[PATCH v5 6/6] sched/topology: Do not clear SD_PREFER_SIBLING in domains with clusters
From: Ricardo Neri
Date: Mon Jun 22 2026 - 19:56:07 EST
Some topologies have scheduling domains that contain CPUs of asymmetric
capacity, grouped into two or more clusters of equal-capacity CPUs
sharing an L2 cache. When CONFIG_SCHED_CLUSTER is enabled, load must be
balanced across these clusters.
Do not clear SD_PREFER_SIBLING in the child domains to indicate to the
load balancer that it should spread load among cluster siblings.
Checks for capacity in update_sd_pick_busiest(),
sched_balance_find_src_group(), and sched_balance_find_src_rq() prevent
migrations from high- to low-capacity CPUs if the busiest group is not
overloaded.
CPUs with spare capacity, big or small, have always helped overloaded
groups. Once the overloading condition disappears, misfit load will still
be used to move high-utilization tasks to bigger CPUs if they have spare
capacity.
Adding the SD_PREFER_SIBLING flag shifts load balancing in shared-LLC
domains from equalizing the number of idle CPUs to equalizing the number
of running tasks. This also enables migrations among clusters from newly-
idle load balance, where the outgoing task is already dequeued but the CPU
has not yet transitioned to idle.
Reviewed-by: Tim Chen <tim.c.chen@xxxxxxxxxxxxxxx>
Tested-by: Christian Loehle <christian.loehle@xxxxxxx>
Signed-off-by: Ricardo Neri <ricardo.neri-calderon@xxxxxxxxxxxxxxx>
---
Changes in v5:
* Improved inline comments for accuracy.
* Added Tested-by tag from Christian. Thanks!
Changes in v4:
* Added Reviewed-by tag from Tim. Thanks!
Changes in v3:
* Updated documentation of SD_PREFER_SIBLING.
* Expanded the patch description to explain the behavior when overloaded
groups are involved.
Changes in v2:
* Reworded the patch description for clarity.
* Kept parentheses around bitwise operators for clarity.
---
include/linux/sched/sd_flags.h | 3 ++-
kernel/sched/topology.c | 14 ++++++++++++--
2 files changed, 14 insertions(+), 3 deletions(-)

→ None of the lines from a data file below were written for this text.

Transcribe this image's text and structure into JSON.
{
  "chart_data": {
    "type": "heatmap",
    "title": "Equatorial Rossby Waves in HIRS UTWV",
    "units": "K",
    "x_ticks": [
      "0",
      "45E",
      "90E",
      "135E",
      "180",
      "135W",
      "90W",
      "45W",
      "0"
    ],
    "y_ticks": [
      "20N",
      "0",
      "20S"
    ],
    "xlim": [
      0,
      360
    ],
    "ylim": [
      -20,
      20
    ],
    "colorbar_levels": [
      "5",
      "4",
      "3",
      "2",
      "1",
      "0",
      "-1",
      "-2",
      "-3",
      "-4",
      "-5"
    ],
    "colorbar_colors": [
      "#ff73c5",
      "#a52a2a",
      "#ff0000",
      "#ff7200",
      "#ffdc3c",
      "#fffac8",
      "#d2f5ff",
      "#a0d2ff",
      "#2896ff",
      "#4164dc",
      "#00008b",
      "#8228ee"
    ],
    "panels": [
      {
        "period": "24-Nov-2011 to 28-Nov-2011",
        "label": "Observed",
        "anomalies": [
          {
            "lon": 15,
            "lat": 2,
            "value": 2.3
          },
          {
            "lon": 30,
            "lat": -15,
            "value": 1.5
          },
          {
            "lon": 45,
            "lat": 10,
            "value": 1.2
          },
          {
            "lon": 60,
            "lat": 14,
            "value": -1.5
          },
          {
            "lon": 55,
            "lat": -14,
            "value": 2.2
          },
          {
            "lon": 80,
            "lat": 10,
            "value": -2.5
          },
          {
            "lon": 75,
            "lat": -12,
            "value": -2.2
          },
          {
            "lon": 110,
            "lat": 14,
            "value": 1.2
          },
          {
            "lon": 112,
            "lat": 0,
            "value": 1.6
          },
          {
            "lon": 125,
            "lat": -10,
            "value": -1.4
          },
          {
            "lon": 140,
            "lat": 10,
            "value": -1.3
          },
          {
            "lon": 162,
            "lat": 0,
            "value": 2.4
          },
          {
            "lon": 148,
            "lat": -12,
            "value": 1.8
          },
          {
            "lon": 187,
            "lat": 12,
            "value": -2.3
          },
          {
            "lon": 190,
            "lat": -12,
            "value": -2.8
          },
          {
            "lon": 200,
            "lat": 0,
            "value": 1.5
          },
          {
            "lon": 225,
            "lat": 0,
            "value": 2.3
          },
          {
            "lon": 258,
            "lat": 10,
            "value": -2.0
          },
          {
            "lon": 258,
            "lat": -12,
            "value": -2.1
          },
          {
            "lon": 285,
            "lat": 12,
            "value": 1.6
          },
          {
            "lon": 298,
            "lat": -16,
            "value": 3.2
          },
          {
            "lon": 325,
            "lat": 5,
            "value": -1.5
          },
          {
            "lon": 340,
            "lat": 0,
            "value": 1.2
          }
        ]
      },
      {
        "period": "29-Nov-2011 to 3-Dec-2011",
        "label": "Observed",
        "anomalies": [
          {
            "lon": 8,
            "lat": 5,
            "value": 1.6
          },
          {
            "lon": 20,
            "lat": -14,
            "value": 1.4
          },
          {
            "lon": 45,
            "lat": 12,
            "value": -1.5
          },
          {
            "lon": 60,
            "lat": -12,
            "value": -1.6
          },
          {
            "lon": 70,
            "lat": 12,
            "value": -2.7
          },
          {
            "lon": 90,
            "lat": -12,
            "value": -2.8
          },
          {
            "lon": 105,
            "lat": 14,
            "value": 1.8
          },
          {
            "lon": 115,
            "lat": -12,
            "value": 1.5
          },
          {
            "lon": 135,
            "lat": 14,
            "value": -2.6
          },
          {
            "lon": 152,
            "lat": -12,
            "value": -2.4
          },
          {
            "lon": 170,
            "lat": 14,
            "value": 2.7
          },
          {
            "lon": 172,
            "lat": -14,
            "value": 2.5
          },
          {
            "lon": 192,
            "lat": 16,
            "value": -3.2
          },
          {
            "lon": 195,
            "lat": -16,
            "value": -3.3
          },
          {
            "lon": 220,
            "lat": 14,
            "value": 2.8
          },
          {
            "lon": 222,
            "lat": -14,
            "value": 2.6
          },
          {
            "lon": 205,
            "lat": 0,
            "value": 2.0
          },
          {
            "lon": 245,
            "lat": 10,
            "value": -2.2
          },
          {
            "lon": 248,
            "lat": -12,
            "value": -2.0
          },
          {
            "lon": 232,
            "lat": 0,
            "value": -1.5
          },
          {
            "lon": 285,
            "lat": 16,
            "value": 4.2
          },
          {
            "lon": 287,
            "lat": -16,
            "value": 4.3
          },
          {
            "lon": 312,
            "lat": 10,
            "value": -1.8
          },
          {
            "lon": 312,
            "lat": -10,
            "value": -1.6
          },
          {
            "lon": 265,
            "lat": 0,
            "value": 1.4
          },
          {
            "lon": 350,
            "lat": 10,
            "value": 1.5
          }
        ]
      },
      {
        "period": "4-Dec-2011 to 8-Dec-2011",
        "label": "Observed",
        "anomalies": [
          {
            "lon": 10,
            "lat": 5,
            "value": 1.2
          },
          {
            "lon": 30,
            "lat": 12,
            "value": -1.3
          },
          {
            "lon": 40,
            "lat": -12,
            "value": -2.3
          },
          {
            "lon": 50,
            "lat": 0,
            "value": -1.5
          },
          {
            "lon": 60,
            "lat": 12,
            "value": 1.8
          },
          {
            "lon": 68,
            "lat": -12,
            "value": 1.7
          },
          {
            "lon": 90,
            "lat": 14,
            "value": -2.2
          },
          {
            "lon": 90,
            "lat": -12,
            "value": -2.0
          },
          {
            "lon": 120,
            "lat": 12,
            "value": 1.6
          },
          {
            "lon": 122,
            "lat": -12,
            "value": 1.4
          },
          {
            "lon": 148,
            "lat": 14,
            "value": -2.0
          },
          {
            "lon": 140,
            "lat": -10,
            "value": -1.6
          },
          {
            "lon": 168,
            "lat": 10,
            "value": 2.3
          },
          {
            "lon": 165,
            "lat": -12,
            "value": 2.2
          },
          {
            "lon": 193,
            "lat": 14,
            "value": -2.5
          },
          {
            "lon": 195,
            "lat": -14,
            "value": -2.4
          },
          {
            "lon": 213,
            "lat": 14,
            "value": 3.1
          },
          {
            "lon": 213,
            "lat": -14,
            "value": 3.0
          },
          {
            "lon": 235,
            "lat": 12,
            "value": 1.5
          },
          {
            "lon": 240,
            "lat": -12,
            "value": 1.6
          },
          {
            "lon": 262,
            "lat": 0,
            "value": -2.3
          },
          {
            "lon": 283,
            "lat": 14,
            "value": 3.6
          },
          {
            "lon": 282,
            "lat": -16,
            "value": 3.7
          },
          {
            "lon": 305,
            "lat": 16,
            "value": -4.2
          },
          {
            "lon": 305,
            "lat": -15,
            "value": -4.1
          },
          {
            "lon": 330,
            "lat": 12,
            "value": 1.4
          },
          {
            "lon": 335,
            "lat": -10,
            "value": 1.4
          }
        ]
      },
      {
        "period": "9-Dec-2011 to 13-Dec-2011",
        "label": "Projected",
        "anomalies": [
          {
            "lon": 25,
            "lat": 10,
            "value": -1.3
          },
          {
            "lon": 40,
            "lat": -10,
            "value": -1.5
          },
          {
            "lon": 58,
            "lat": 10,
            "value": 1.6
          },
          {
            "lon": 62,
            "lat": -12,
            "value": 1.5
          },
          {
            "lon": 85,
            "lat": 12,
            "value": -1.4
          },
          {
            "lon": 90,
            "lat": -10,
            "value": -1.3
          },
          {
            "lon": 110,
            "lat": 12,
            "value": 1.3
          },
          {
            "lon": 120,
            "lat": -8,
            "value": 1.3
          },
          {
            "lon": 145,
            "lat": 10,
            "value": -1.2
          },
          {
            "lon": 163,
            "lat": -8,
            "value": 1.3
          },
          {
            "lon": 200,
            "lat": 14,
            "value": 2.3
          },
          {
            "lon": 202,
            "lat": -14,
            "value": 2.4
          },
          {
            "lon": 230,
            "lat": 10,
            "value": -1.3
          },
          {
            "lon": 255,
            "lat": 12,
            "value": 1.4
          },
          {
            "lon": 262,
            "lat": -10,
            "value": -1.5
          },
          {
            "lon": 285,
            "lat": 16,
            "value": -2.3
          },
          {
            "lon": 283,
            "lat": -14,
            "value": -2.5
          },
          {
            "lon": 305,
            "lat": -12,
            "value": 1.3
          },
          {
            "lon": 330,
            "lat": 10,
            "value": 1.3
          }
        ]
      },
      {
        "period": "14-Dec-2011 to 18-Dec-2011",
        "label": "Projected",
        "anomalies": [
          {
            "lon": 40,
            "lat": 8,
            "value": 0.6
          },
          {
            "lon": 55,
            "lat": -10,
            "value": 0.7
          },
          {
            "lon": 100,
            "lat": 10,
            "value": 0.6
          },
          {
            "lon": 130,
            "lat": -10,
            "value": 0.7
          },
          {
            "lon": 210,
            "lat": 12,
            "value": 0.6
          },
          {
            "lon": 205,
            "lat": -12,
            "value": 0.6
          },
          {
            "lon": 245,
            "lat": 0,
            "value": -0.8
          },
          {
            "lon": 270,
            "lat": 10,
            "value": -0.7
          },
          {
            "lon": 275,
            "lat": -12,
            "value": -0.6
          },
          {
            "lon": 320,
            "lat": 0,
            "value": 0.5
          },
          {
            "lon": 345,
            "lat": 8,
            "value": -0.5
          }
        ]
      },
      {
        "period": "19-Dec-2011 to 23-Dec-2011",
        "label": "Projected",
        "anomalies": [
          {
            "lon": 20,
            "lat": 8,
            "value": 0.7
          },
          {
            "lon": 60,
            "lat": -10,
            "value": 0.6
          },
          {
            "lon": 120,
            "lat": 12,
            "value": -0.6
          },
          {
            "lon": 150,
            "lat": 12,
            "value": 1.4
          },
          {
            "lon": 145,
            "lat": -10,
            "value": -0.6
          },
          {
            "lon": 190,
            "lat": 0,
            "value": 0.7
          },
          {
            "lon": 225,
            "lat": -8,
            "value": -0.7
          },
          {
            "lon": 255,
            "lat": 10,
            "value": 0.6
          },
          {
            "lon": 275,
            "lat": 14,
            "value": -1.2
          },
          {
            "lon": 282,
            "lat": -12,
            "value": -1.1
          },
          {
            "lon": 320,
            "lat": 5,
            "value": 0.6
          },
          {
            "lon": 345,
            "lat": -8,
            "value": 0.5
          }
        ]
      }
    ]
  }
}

diff --git a/include/linux/sched/sd_flags.h b/include/linux/sched/sd_flags.h
index 42839cfa2778..f9a46fb8cacf 100644
--- a/include/linux/sched/sd_flags.h
+++ b/include/linux/sched/sd_flags.h
@@ -147,7 +147,8 @@ SD_FLAG(SD_ASYM_PACKING, SDF_NEEDS_GROUPS)
* Prefer to place tasks in a sibling domain
*
* Set up until domains start spanning NUMA nodes. Close to being a SHARED_CHILD
- * flag, but cleared below domains with SD_ASYM_CPUCAPACITY.
+ * flag, but cleared below domains with SD_ASYM_CPUCAPACITY unless those child
+ * domains have clusters of CPUs sharing cache.
*
* NEEDS_GROUPS: Load balancing flag.
*/
diff --git a/kernel/sched/topology.c b/kernel/sched/topology.c
index 622e2e01974c..261b407d0936 100644
--- a/kernel/sched/topology.c
+++ b/kernel/sched/topology.c
@@ -1995,8 +1995,18 @@ sd_init(struct sched_domain_topology_level *tl,
/*
* Convert topological properties into behaviour.
*/
- /* Don't attempt to spread across CPUs of different capacities. */
- if ((sd->flags & SD_ASYM_CPUCAPACITY) && sd->child)
+ /*
+ * Don't attempt to spread across CPUs of different capacities.
+ *
+ * If the child domain has clusters of CPUs sharing L2 cache, keep the
+ * flag to spread tasks across clusters of identical capacity. Checks in
+ * the load balancer prevent task migrations from high- to low-capacity
+ * CPUs unless the source group is overloaded. Migrations to a lower-
+ * capacity CPU can happen if a higher-capacity group is overloaded and
+ * a lower-capacity CPU has spare capacity.
+ */
+ if ((sd->flags & SD_ASYM_CPUCAPACITY) && sd->child &&
+ !(sd->child->flags & SD_CLUSTER))
sd->child->flags &= ~SD_PREFER_SIBLING;
if (sd->flags & SD_SHARE_CPUCAPACITY) {
--
2.43.0